The result of this exercise, if successful, is a uniform rule for scoring all MCMS items, not just the one under consideration. Developing a uniform rule for scoring MCMS TEIs has several lasting benefits that outweigh the upfront effort:
Benefit 1: A scoring solution for many TEIs
The rule generalizes to any TEI where the underlying task is the same as the one for which the rule was developed. In the case of MCMS items, a properly-formulated rule would apply whenever the underlying task is to select some things from a larger set of things. It doesn’t matter if the selection is by ticking boxes, by rearranging the direction of arrows in a diagram, or by dragging and dropping objects.
Benefit 2: A principled approach to weighing TEIs
A uniform scoring rule readily provides the maximum number of scoring levels (“points”, if you will) that MCMS items with a given combination of options and key options can logically support. And since today’s test administration systems collect extensive raw data, the effect of, say, scoring using a three-point rubric can be evaluated against scoring with a (reduced) two-point rubric, in terms of item statistics, test reliability, and score information across the range of student ability.

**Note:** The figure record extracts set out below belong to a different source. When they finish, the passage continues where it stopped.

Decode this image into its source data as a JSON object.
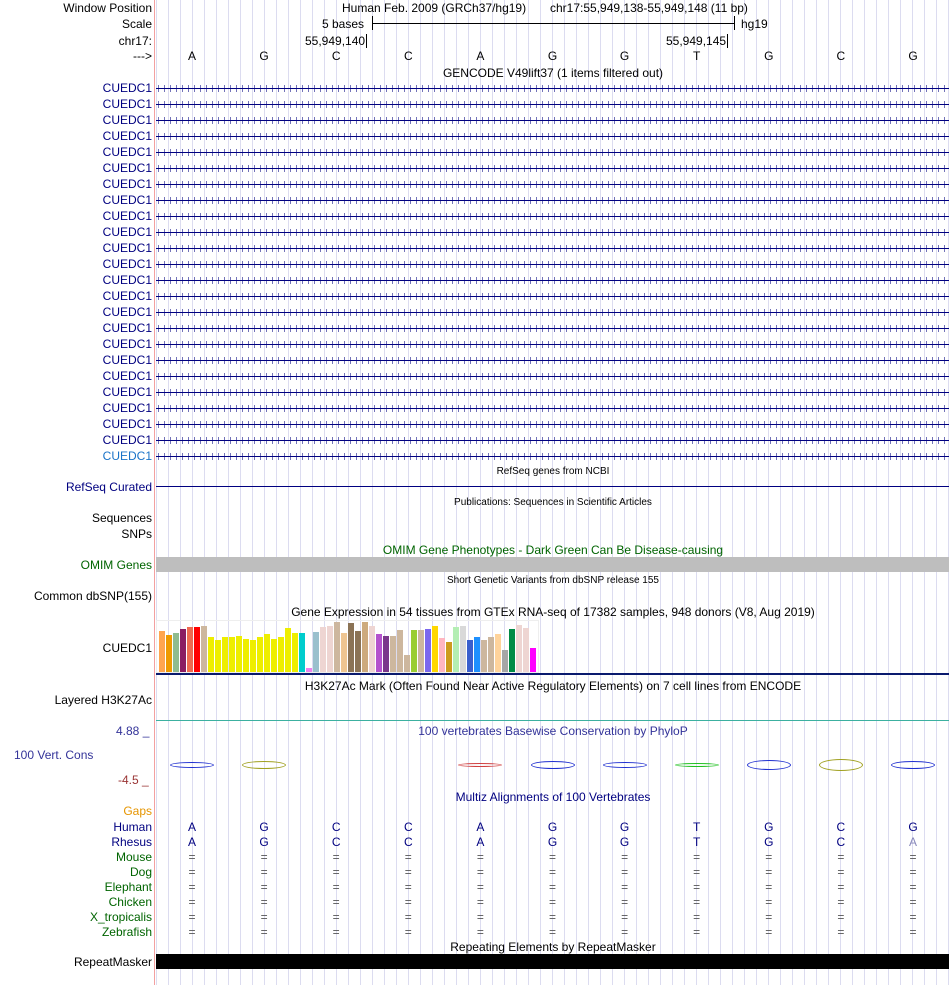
{
  "header": {
    "window_position_label": "Window Position",
    "scale_label": "Scale",
    "chrom_label": "chr17:",
    "strand_label": "--->",
    "assembly": "Human Feb. 2009 (GRCh37/hg19)",
    "position": "chr17:55,949,138-55,949,148 (11 bp)",
    "scale_text": "5 bases",
    "scale_db": "hg19",
    "coord_left": "55,949,140",
    "coord_right": "55,949,145",
    "bases": [
      "A",
      "G",
      "C",
      "C",
      "A",
      "G",
      "G",
      "T",
      "G",
      "C",
      "G"
    ]
  },
  "gencode": {
    "title": "GENCODE V49lift37 (1 items filtered out)",
    "gene": "CUEDC1",
    "row_count": 24
  },
  "refseq": {
    "title": "RefSeq genes from NCBI",
    "label": "RefSeq Curated"
  },
  "pubs": {
    "title": "Publications: Sequences in Scientific Articles",
    "label1": "Sequences",
    "label2": "SNPs"
  },
  "omim": {
    "title": "OMIM Gene Phenotypes - Dark Green Can Be Disease-causing",
    "label": "OMIM Genes"
  },
  "dbsnp": {
    "title": "Short Genetic Variants from dbSNP release 155",
    "label": "Common dbSNP(155)"
  },
  "gtex": {
    "title": "Gene Expression in 54 tissues from GTEx RNA-seq of 17382 samples, 948 donors (V8, Aug 2019)",
    "label": "CUEDC1",
    "values": [
      128,
      116,
      122,
      134,
      140,
      140,
      143,
      107,
      98,
      107,
      110,
      113,
      101,
      98,
      110,
      119,
      101,
      110,
      137,
      122,
      122,
      11,
      125,
      140,
      143,
      155,
      122,
      152,
      128,
      155,
      143,
      119,
      113,
      113,
      131,
      53,
      131,
      131,
      134,
      143,
      104,
      92,
      140,
      143,
      98,
      107,
      98,
      107,
      119,
      68,
      134,
      146,
      137,
      74
    ],
    "colors": [
      "#FFA54F",
      "#EE9A00",
      "#8FBC8F",
      "#8B1C62",
      "#EE6A50",
      "#FF0000",
      "#CDB79E",
      "#EEEE00",
      "#EEEE00",
      "#EEEE00",
      "#EEEE00",
      "#EEEE00",
      "#EEEE00",
      "#EEEE00",
      "#EEEE00",
      "#EEEE00",
      "#EEEE00",
      "#EEEE00",
      "#EEEE00",
      "#EEEE00",
      "#00CDCD",
      "#EE82EE",
      "#9AC0CD",
      "#EED5D2",
      "#EED5D2",
      "#CDB79E",
      "#EEC591",
      "#8B7355",
      "#8B7355",
      "#CDAA7D",
      "#EED5D2",
      "#B452CD",
      "#7A378B",
      "#CDB79E",
      "#CDB79E",
      "#CDB79E",
      "#9ACD32",
      "#CDB79E",
      "#7B68EE",
      "#FFD700",
      "#FFB6C1",
      "#CD9B1D",
      "#B4EEB4",
      "#D9D9D9",
      "#3A5FCD",
      "#1E90FF",
      "#CDB79E",
      "#CDB79E",
      "#FFD39B",
      "#A6A6A6",
      "#008B45",
      "#EED5D2",
      "#EED5D2",
      "#FF00FF"
    ]
  },
  "h3k27ac": {
    "title": "H3K27Ac Mark (Often Found Near Active Regulatory Elements) on 7 cell lines from ENCODE",
    "label": "Layered H3K27Ac"
  },
  "cons": {
    "title": "100 vertebrates Basewise Conservation by PhyloP",
    "label": "100 Vert. Cons",
    "max": "4.88 _",
    "min": "-4.5 _"
  },
  "multiz": {
    "title": "Multiz Alignments of 100 Vertebrates",
    "gaps_label": "Gaps",
    "species": [
      {
        "name": "Human",
        "seq": [
          "A",
          "G",
          "C",
          "C",
          "A",
          "G",
          "G",
          "T",
          "G",
          "C",
          "G"
        ]
      },
      {
        "name": "Rhesus",
        "seq": [
          "A",
          "G",
          "C",
          "C",
          "A",
          "G",
          "G",
          "T",
          "G",
          "C",
          "A"
        ]
      },
      {
        "name": "Mouse",
        "seq": [
          "=",
          "=",
          "=",
          "=",
          "=",
          "=",
          "=",
          "=",
          "=",
          "=",
          "="
        ]
      },
      {
        "name": "Dog",
        "seq": [
          "=",
          "=",
          "=",
          "=",
          "=",
          "=",
          "=",
          "=",
          "=",
          "=",
          "="
        ]
      },
      {
        "name": "Elephant",
        "seq": [
          "=",
          "=",
          "=",
          "=",
          "=",
          "=",
          "=",
          "=",
          "=",
          "=",
          "="
        ]
      },
      {
        "name": "Chicken",
        "seq": [
          "=",
          "=",
          "=",
          "=",
          "=",
          "=",
          "=",
          "=",
          "=",
          "=",
          "="
        ]
      },
      {
        "name": "X_tropicalis",
        "seq": [
          "=",
          "=",
          "=",
          "=",
          "=",
          "=",
          "=",
          "=",
          "=",
          "=",
          "="
        ]
      },
      {
        "name": "Zebrafish",
        "seq": [
          "=",
          "=",
          "=",
          "=",
          "=",
          "=",
          "=",
          "=",
          "=",
          "=",
          "="
        ]
      }
    ]
  },
  "rmsk": {
    "title": "Repeating Elements by RepeatMasker",
    "label": "RepeatMasker"
  }
}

Benefit 3: Clarity for test-takers
Familiarity with general rules for scoring TEIs will help test-takers develop a good sense for them over time, just as they have for MC items. Test-takers will understand, for example, that MCMS items might count for more than an MC item, that selecting a correct option counts as much as leaving an incorrect option blank, and that these items cannot be gamed. In other words, having uniform scoring rules means test-taker attention is more likely to be focused on working through the item as intended.
Psychometric Research Supports Uniform Scoring Rules for TEIs
To get the most from technology-enhanced items, it helps to approach the question of scoring them in a general, systematic way. Research shows that scoring rules that offer partial credit and that generalize to a class of TEIs – not just isolated items – bear fruit in terms of cost savings and information about what test-takers know and can do.
Thus, this post answers an important question about whether test-takers are getting the most out of TEIs: maybe not. The good news is that taking greater advantage of what TEIs have to offer is within reach.